Toutefois, certains produits finis peuvent néanmoins être testés sur des animaux afin de se conformer aux réglementations de pays tiers. C’est le cas par exemple des produits exportés en Chine. Afin de pouvoir être vendus dans ce pays, les cosmétiques doivent être testés sur des animaux (les tests sont effectués par les autorités chinoises dans des laboratoires agréés). La situation est similaire pour les cosmétiques chinois importés dans l’Union européenne. Ces produits ne sont pas concernés par l’interdiction européenne dans la mesure où ils n’ont pas été testés sur des animaux pour satisfaire aux exigences de la directive européenne sur les cosmétiques, mais du faite de réglementations étrangères.

La revendication « non testé sur animaux » va-t-elle disparaître des étiquettes de cosmétiques ?

Au vu des réponses faites plus haut, il est peu probable que ces revendications disparaissent.
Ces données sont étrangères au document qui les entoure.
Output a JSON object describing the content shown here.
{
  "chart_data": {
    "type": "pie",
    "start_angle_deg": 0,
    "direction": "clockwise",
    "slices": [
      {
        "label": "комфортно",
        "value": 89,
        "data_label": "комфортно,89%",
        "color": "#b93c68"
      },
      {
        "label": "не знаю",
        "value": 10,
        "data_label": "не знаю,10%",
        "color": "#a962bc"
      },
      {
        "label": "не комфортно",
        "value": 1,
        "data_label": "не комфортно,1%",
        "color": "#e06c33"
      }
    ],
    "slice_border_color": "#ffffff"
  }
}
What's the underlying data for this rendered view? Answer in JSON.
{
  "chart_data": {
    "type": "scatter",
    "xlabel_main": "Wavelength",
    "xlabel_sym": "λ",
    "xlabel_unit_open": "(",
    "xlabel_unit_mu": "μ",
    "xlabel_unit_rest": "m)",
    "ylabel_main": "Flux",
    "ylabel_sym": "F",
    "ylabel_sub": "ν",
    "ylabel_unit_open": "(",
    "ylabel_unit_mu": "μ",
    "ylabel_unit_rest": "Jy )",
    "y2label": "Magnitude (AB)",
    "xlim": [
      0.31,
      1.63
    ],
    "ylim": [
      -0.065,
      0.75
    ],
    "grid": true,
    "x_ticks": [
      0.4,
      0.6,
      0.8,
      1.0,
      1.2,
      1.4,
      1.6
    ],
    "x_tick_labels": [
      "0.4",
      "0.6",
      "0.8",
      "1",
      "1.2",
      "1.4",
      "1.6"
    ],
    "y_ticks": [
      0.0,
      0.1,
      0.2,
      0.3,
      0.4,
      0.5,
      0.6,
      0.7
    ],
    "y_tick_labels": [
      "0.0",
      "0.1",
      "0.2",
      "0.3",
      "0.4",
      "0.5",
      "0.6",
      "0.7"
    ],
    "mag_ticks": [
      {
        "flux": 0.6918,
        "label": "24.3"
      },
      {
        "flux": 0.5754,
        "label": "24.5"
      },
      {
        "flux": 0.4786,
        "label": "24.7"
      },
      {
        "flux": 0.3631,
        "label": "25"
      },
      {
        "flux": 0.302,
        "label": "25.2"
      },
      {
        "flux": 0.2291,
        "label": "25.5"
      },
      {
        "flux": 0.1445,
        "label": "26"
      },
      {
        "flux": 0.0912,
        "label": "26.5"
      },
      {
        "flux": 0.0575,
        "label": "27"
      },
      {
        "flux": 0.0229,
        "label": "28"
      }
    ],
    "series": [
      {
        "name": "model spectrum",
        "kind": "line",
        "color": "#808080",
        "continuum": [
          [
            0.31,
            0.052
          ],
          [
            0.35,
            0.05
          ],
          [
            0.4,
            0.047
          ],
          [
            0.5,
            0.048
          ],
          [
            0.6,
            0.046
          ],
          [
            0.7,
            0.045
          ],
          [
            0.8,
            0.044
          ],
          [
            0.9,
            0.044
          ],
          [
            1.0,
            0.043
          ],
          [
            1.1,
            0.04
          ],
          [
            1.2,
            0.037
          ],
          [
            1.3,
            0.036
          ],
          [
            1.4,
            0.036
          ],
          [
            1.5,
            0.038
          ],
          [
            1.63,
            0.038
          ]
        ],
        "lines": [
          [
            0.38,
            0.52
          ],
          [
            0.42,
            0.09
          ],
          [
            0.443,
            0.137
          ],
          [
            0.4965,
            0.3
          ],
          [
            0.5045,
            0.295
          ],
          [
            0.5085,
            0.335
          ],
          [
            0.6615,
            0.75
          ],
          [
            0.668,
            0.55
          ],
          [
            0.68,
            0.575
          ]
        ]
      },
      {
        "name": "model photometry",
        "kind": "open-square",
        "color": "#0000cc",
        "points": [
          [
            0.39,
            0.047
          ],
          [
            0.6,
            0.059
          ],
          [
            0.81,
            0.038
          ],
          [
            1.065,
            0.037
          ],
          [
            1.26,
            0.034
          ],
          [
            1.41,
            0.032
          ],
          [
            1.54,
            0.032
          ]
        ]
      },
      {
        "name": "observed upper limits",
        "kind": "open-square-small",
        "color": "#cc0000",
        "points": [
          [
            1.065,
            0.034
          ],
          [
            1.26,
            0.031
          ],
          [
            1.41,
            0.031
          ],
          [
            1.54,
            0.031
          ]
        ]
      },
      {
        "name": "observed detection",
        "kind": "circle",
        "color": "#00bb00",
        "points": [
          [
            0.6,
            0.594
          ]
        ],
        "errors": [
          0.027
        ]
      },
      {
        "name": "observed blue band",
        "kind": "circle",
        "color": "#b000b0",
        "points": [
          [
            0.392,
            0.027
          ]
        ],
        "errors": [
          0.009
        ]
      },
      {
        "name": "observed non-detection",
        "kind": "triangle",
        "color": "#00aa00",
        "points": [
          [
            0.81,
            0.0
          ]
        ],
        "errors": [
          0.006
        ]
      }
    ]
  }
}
Les certifications volontaires, comme le programme Leaping Bunny, ou le Humane Cosmetics Standard de l’Union britannique pour l’abolition de la vivisection (BUAV) vont certainement chercher à traiter les zones d’ombre et les lacunes de la législation pour continue à trier les produits « sans cruauté » des autres.

Ces certifications peuvent aider les consommateurs à sélectionner les produits correspondant à leurs convictions personnelles, mais elles peuvent aussi ajouter à la confusion en sous-entendant, dans le contexte d’une interdiction générale, que certaines sociétés sont plus éthiques que d’autres !

Les cosmétiques fabriqués en Europe sont-ils toujours sûrs ?

Il est maintenant interdit de tester les ingrédients sur les animaux, indépendamment de l’existence ou non de méthodes alternatives. En fait, des méthodes alternatives validées n’existent que pour quatre des sept catégories de tests pour lesquelles l’interdiction est maintenant effective. Quand il s’agit de vérifier l’irritation oculaire, la sensibilité cutanée ou la toxico-cinétique, par exemple, les sociétés n’ont aucune possibilité.

Cela signifie-t-il que les nouveaux ingrédients pourraient être utilisés alors que des informations importantes sur leur innocuité manqueraient ? La directive sur les cosmétiques ne le permettrait pas, puisque son article 2, prévoyant que « les produits cosmétiques mis sur le marché à l’intérieur de la Communauté ne doivent pas nuire à la santé humaine, » est toujours applicable. Cependant, il n’est pas impossible que l’innovation en matière d’ingrédients soit partiellement bloquée par l’interdiction des tests sur animaux, aussi longtemps que des méthodes alternatives supplémentaires ne seront pas disponibles.

Des difficultés peuvent encore se produire dans le cas d’ingrédients anciens devenant suspects. Dans une telle hypothèse, la Directive prévoit que « là où des doutes sérieux apparaissent au sujet de la sécurité d’un ingrédient cosmétique existant, un État membre peut demander à la Commission d’accorder une dérogation » en vue de réaliser des tests sur animaux. Toutefois, cette option est strictement encadrée et les dérogations ne sont accordées que dans des circonstances exceptionnelles.